Pulmonary artery wedge pressure (PAWP) and esophageal pressure (Pes) measurements in a patient with obesity and obstructed airways. Pressure tracings show large respiratory swings, with end-expiratory pressures being the highest. Pes is positive during the entire respiratory cycle in relation to the mechanical effects of morbid obesity in the supine position. Adjusting for Pes reduces PAWP from 33 mm Hg at end-expiration (gray solid line) or 27 mm Hg mean (gray dashed line) to 12 mm Hg (blue solid line).

For the interpretation of PAWP, a correction for esophageal pressure as shown in Figure 1 would be ideal, but this is not practical.
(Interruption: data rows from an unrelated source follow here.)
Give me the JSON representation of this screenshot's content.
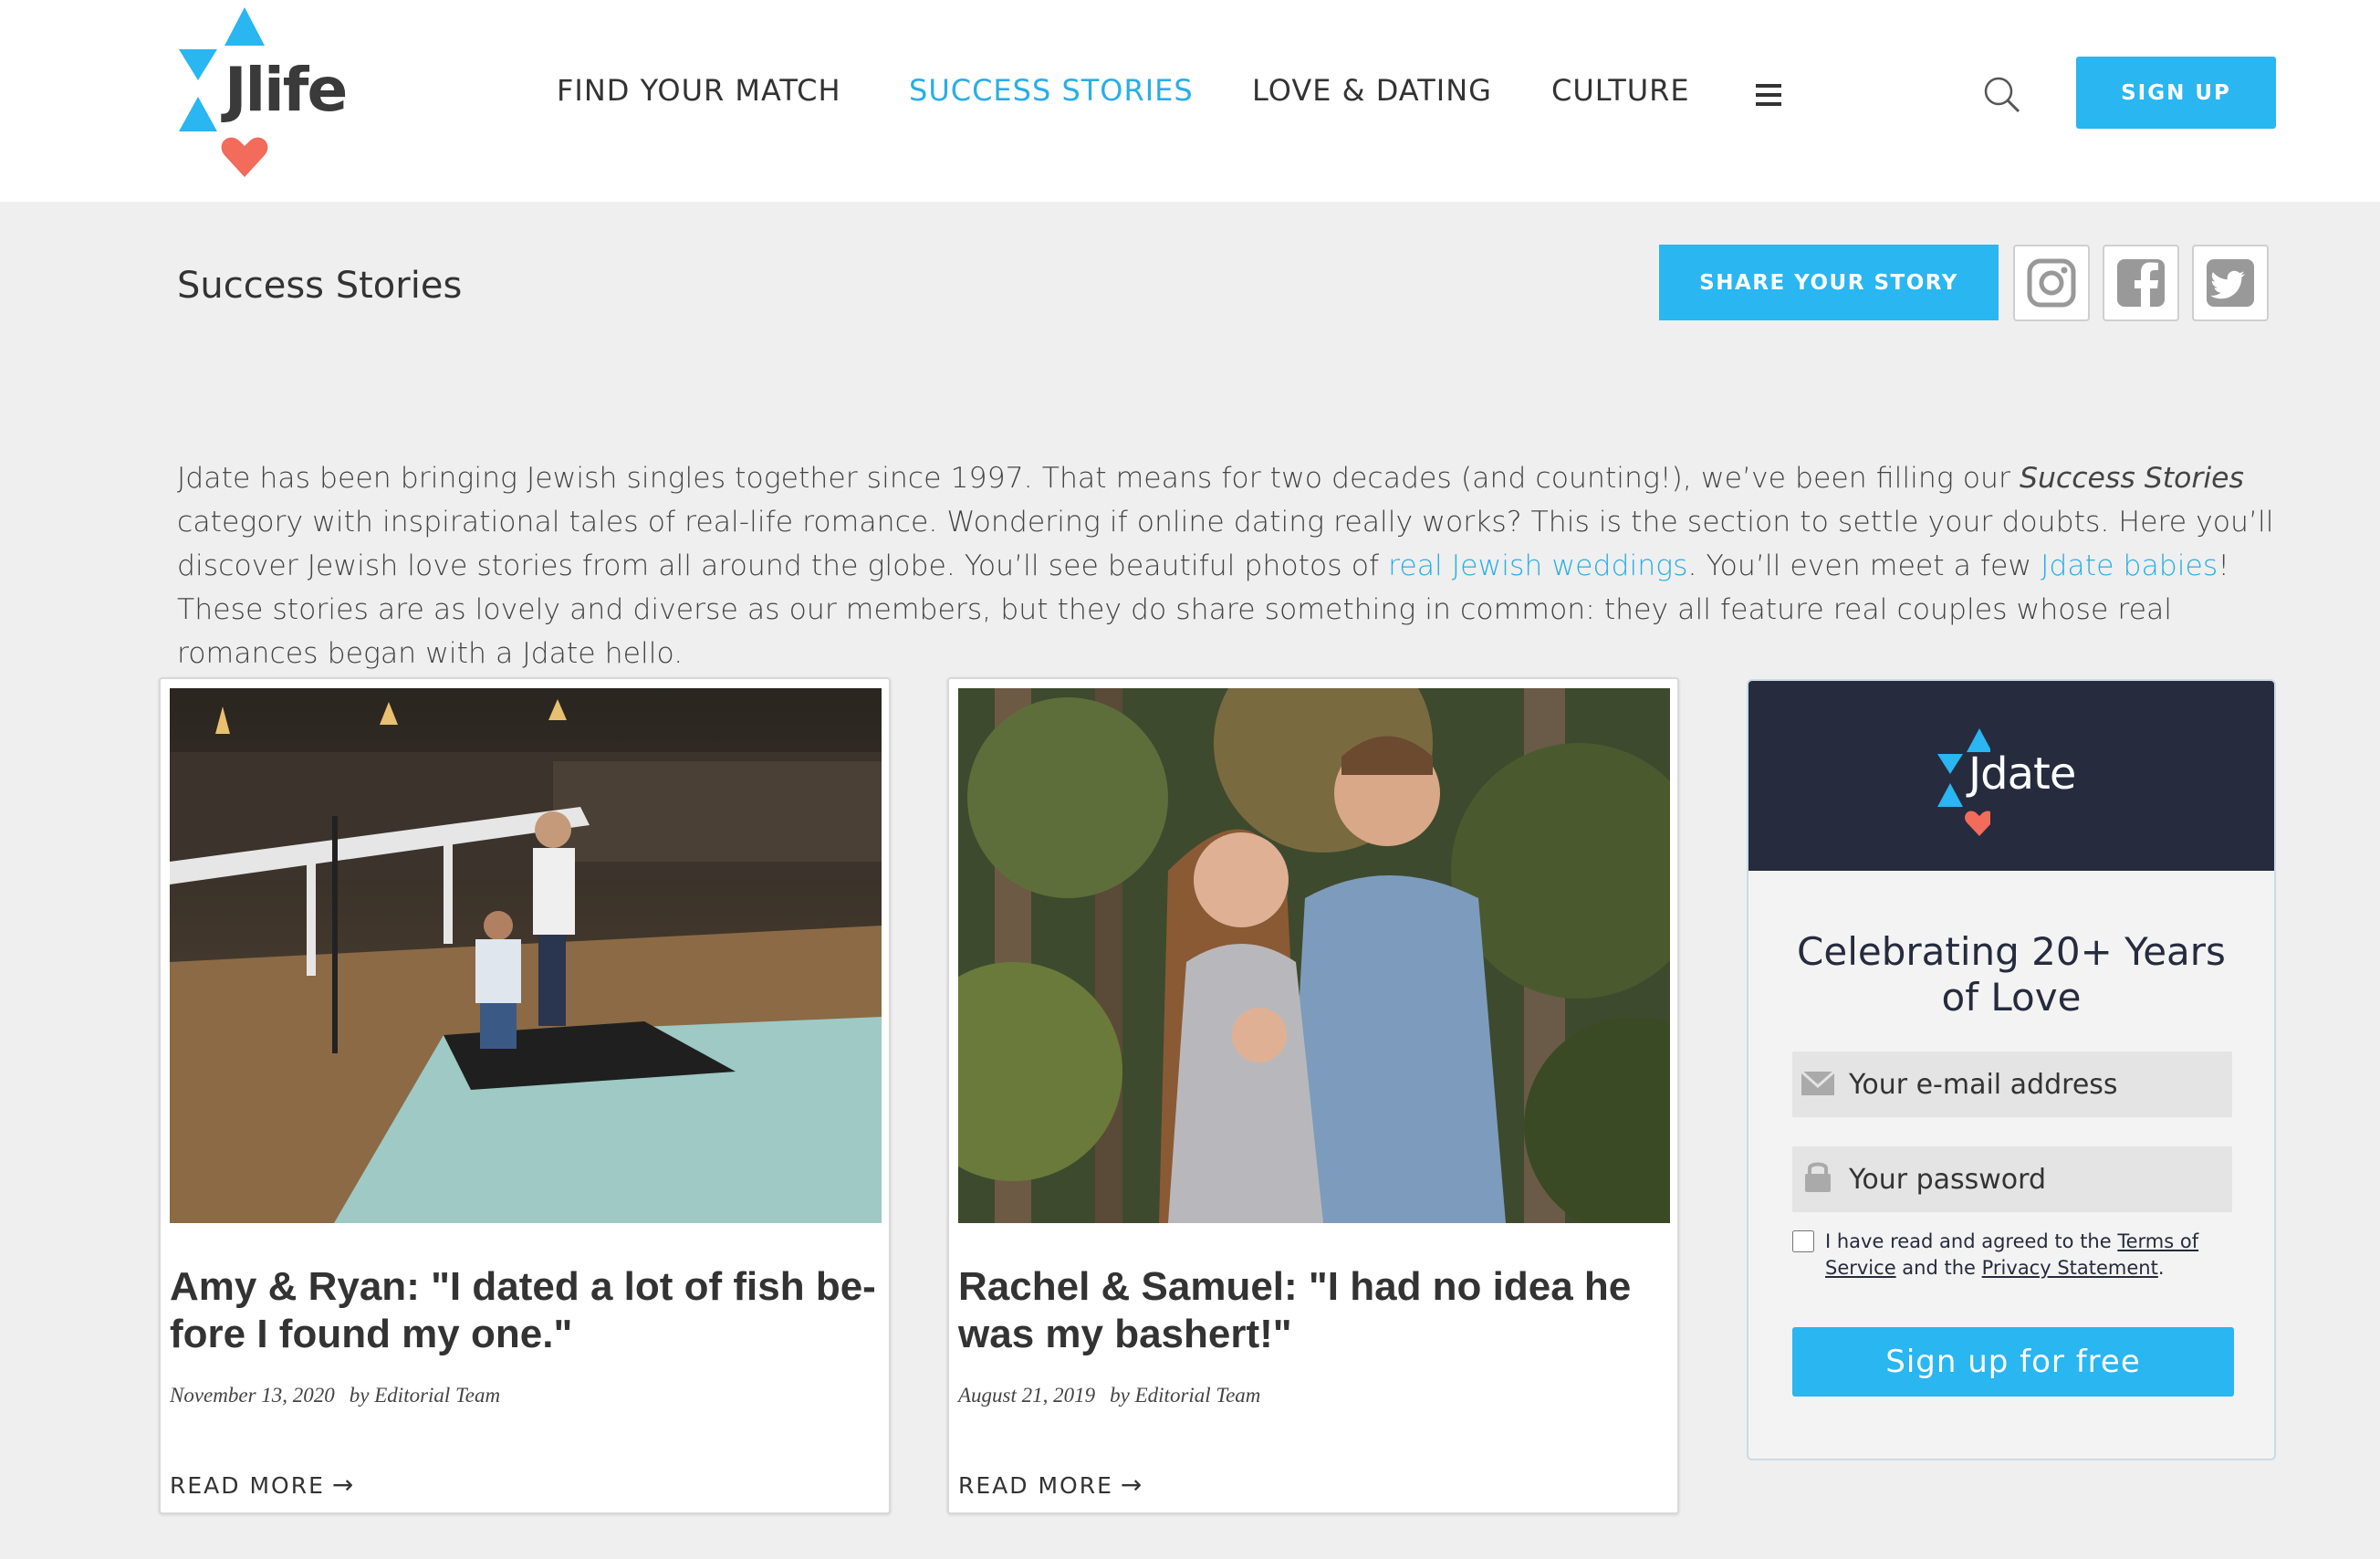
{
  "header": {
    "logo_text": "Jlife",
    "nav": [
      {
        "label": "FIND YOUR MATCH",
        "active": false
      },
      {
        "label": "SUCCESS STORIES",
        "active": true
      },
      {
        "label": "LOVE & DATING",
        "active": false
      },
      {
        "label": "CULTURE",
        "active": false
      }
    ],
    "signup_label": "SIGN UP"
  },
  "page": {
    "title": "Success Stories",
    "share_label": "SHARE YOUR STORY",
    "social": [
      "instagram-icon",
      "facebook-icon",
      "twitter-icon"
    ]
  },
  "intro": {
    "p1": "Jdate has been bringing Jewish singles together since 1997. That means for two decades (and counting!), we’ve been filling our ",
    "em": "Success Stories",
    "p2": " category with inspirational tales of real-life romance. Wondering if online dating really works? This is the section to settle your doubts. Here you’ll discover Jewish love stories from all around the globe. You’ll see beautiful photos of ",
    "link1": "real Jewish weddings",
    "p3": ". You’ll even meet a few ",
    "link2": "Jdate babies",
    "p4": "! These stories are as lovely and diverse as our members, but they do share something in common: they all feature real couples whose real romances began with a Jdate hello."
  },
  "cards": [
    {
      "title": "Amy & Ryan: \"I dated a lot of fish be-fore I found my one.\"",
      "date": "November 13, 2020",
      "by": "by",
      "author": "Editorial Team",
      "read_more": "READ MORE"
    },
    {
      "title": "Rachel & Samuel: \"I had no idea he was my bashert!\"",
      "date": "August 21, 2019",
      "by": "by",
      "author": "Editorial Team",
      "read_more": "READ MORE"
    }
  ],
  "widget": {
    "logo_text": "Jdate",
    "title_line1": "Celebrating 20+ Years",
    "title_line2": "of Love",
    "email_placeholder": "Your e-mail address",
    "password_placeholder": "Your password",
    "terms_prefix": "I have read and agreed to the ",
    "terms_link": "Terms of Service",
    "terms_mid": " and the ",
    "privacy_link": "Privacy Statement",
    "terms_suffix": ".",
    "cta": "Sign up for free"
  },
  "colors": {
    "accent": "#29b6f1",
    "brand_red": "#f26b5b",
    "navy": "#262b3e"
  }
}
A generally acceptable compromise, except in morbid obesity, is to measure PAWP throughout the respiratory cycle (10, 11). End-expiratory and respiratory cycle–averaged PAWP most often differ by an average of 3 to 4 mm Hg, but with pronounced individual differences in patients with cardiorespiratory conditions (7–9). It is difficult to speculate by how much PAWP would have increased at end-expiration in the studies by Harder and colleagues (2) or Gerges and colleagues (3)
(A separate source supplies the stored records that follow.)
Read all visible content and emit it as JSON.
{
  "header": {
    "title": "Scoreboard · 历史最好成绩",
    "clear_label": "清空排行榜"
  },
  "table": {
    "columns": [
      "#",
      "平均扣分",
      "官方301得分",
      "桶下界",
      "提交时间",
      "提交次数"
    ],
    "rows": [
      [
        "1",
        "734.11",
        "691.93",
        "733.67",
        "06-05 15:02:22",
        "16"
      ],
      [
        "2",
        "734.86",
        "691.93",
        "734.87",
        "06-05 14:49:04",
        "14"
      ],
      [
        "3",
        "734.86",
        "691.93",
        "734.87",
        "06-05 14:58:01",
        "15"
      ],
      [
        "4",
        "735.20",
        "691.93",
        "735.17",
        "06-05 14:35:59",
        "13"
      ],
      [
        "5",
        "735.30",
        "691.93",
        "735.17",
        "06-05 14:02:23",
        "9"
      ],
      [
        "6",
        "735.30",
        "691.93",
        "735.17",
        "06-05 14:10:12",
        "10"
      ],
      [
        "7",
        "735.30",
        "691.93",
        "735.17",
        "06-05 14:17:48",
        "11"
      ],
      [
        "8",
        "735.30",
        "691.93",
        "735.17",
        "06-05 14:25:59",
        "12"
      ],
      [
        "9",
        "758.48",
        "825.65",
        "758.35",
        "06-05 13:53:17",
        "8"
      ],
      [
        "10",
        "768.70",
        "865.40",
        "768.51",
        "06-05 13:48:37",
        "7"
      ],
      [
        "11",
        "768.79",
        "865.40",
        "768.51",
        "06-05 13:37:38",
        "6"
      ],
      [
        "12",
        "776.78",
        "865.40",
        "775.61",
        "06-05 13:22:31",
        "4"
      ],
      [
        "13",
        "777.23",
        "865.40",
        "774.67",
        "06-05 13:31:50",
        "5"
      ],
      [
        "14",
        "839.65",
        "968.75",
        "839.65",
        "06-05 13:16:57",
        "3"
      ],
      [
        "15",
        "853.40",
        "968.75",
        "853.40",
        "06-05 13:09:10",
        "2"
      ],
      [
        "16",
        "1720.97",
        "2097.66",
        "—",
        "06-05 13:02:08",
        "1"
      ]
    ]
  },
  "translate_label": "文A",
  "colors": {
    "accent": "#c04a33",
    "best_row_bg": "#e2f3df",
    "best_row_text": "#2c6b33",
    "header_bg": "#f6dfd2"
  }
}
Would LVEDP determination overcome the PAWP limitations? The answer is no. The Pascal principle applies; therefore, PAWP and LVEDP have to be equal, based on the stop-flow phenomenon downstream to a wedged pulmonary artery catheter (10). As a matter of fact, Gerges and colleagues demonstrated no significant bias in Bland-Altman analysis when PAWP and LVEDP determinations were compared (3). However, this similarity is only present when PAWP is measured at end-diastole, at the “pre–c wave” nadir, as was actually done by Gerges and colleagues (12). In cases in which “a or c waves” are not clearly identifiable, the measure may be timed with the QRS (10, 13). Electronic PAWP averaging, including “v waves,” slightly underestimates LVEDP but overestimates LVEDP in the presence of significant mitral valve disease and/or heart failure (10). Harder and colleagues measured the PAWP as an electronic mean (2), excluding patients with valvular heart disease or heart failure; hence, the difference between averaged and end-diastolic PAWP was probably negligible.
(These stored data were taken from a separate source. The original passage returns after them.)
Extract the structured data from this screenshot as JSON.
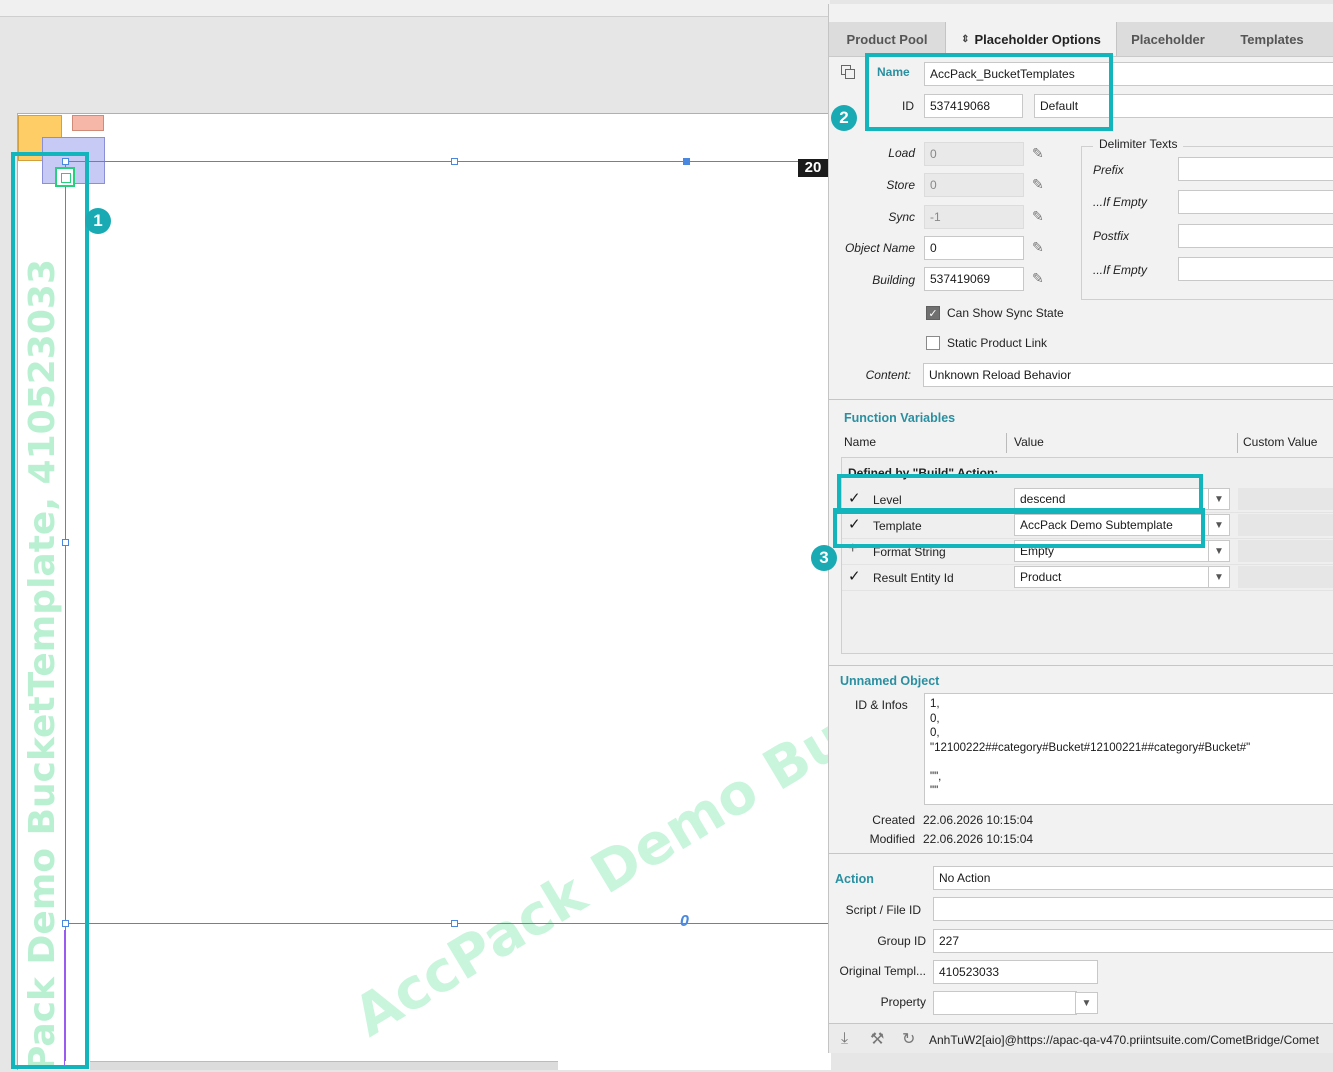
{
  "canvas": {
    "frame_counter": "20",
    "zero_marker": "0",
    "watermark_vertical": "Pack Demo BucketTemplate, 410523033",
    "watermark_diagonal": "AccPack Demo BucketT",
    "annotations": [
      "1",
      "2",
      "3"
    ]
  },
  "tabs": [
    {
      "label": "Product Pool"
    },
    {
      "label": "Placeholder Options",
      "prefix_icon": "sort-arrows-icon",
      "active": true
    },
    {
      "label": "Placeholder"
    },
    {
      "label": "Templates"
    }
  ],
  "header": {
    "name_label": "Name",
    "name_value": "AccPack_BucketTemplates",
    "id_label": "ID",
    "id_value": "537419068",
    "id_type": "Default"
  },
  "fields": {
    "load_label": "Load",
    "load_value": "0",
    "store_label": "Store",
    "store_value": "0",
    "sync_label": "Sync",
    "sync_value": "-1",
    "objname_label": "Object Name",
    "objname_value": "0",
    "building_label": "Building",
    "building_value": "537419069"
  },
  "delimiter": {
    "title": "Delimiter Texts",
    "prefix_label": "Prefix",
    "if_empty_label": "...If Empty",
    "postfix_label": "Postfix",
    "if_empty2_label": "...If Empty"
  },
  "checkboxes": {
    "sync_state_label": "Can Show Sync State",
    "sync_state_checked": true,
    "static_link_label": "Static Product Link",
    "static_link_checked": false
  },
  "content": {
    "label": "Content:",
    "value": "Unknown Reload Behavior"
  },
  "function_vars": {
    "title": "Function Variables",
    "col_name": "Name",
    "col_value": "Value",
    "col_custom": "Custom Value",
    "group_label": "Defined by \"Build\" Action:",
    "rows": [
      {
        "mark": "✓",
        "name": "Level",
        "value": "descend"
      },
      {
        "mark": "✓",
        "name": "Template",
        "value": "AccPack Demo Subtemplate"
      },
      {
        "mark": "+",
        "name": "Format String",
        "value": "Empty"
      },
      {
        "mark": "✓",
        "name": "Result Entity Id",
        "value": "Product"
      }
    ]
  },
  "object": {
    "title": "Unnamed Object",
    "id_infos_label": "ID & Infos",
    "id_infos_value": "1,\n0,\n0,\n\"12100222##category#Bucket#12100221##category#Bucket#\"\n\n\"\",\n\"\"",
    "created_label": "Created",
    "created_value": "22.06.2026 10:15:04",
    "modified_label": "Modified",
    "modified_value": "22.06.2026 10:15:04"
  },
  "action": {
    "title": "Action",
    "action_value": "No Action",
    "script_label": "Script / File ID",
    "script_value": "",
    "group_label": "Group ID",
    "group_value": "227",
    "orig_label": "Original Templ...",
    "orig_value": "410523033",
    "property_label": "Property",
    "property_value": ""
  },
  "status": {
    "text": "AnhTuW2[aio]@https://apac-qa-v470.priintsuite.com/CometBridge/Comet"
  },
  "colors": {
    "accent": "#13b5bd",
    "section": "#2a8fa0",
    "guide": "#4a88e0",
    "watermark": "#c9f5dc"
  }
}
So, where do we go from here? Mounting evidence supports the revision of the current end-expiration PAWP cutoff of ⩽15 mm Hg to exclude PH-LHD in the diagnostic workup of patients with PAH. Recent PH guidelines use the upper limit of normal for mean pulmonary artery pressure and pulmonary vascular resistance but not PAWP (1). The upper limit of normal of PAWP is 12 mm Hg. The PAWP measurement should be averaged over several respiratory cycles and strictly taken at end-diastole. When the PAWP determination is not consistent with the clinical scenario, which may be related to technical factors and/or inherent physiological variability (14), it is advised to repeat the PAWP measurement during exercise or after a fluid challenge (1). Qaiser and colleagues showed that PAWP measurements around the upper limit of normal often disclose occult PH-LHD after a fluid challenge (15). In general, one should be wary of clinical decisions based in a single number and carefully consider the applicability in a specific patient of guideline cutoffs derived from population studies.

Harder and colleagues (2) are to be commended for revitalizing the debate about PAWP measurement methodology and the upper limit of normal. Their study convincingly shows that current guidelines do not sufficiently exclude patients with heart failure who benefit less from PAH-specific therapies.